Intel responded to the reporting on PortSmash by saying:
Software or software libraries can be protected against such issues by employing side channel safe development practices.
Are these practices well-understood by security experts, and does Rust provide sufficient guarantees to employ them?
I found a presentation (older than PortSmash) about techniques for preventing side-channel attacks, giving the following programming guidelines:
- Avoid all data flow from secrets to branch conditions and memory addresses
- Avoid the following instructions when manipulating sensitive data:
- On AMD/Intel:
- DIV, IDIV, FDIV
- Higher-level math instructions (e.g. FSIN)
- On PowerPC:
- MUL, MULHW, MULHWU
- On ARM Cortex-M3:
- UMULL, SMULL, UMLAL, SMLAL
Given these assembly-level guidelines, I expect that the corresponding guidelines for higher-level compiled languages such as C or Rust are fairly straightforward:
- Don’t use sensitive data in conditionals (e.g.

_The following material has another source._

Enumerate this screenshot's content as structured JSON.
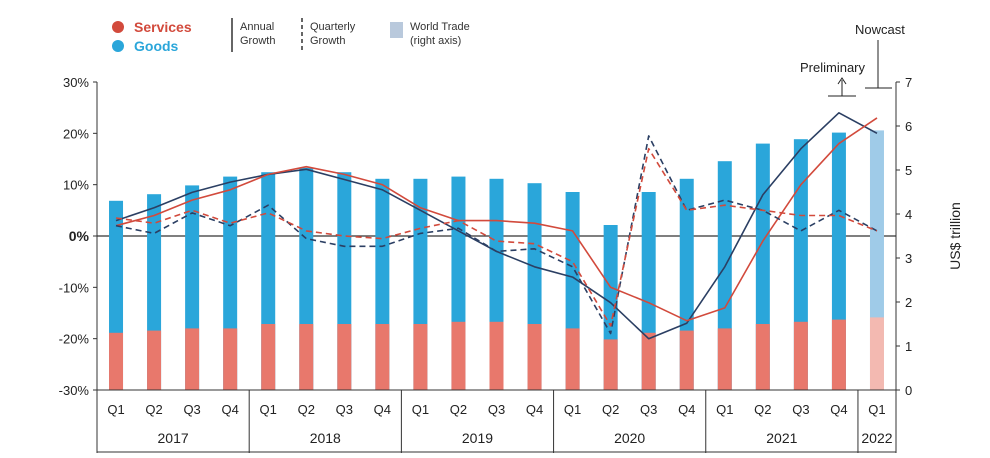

- Don’t use sensitive data when indexing or doing pointer-arithmetic
- When doing arithmetic on sensitive data:
- On AMD/Intel: Don’t use floating-point division or any higher-level floating point math functions
- On PowerPC: Don’t use multiplication at all
- On ARM: Don’t use 64-bit multiplication
So my questions are:
- Is my interpretations of the guidelines (roughly) accurate?
- More importantly: can the compiler insert the dangerous instructions while “optimizing”, even for code that doesn’t explicitly use any of the verboten operations?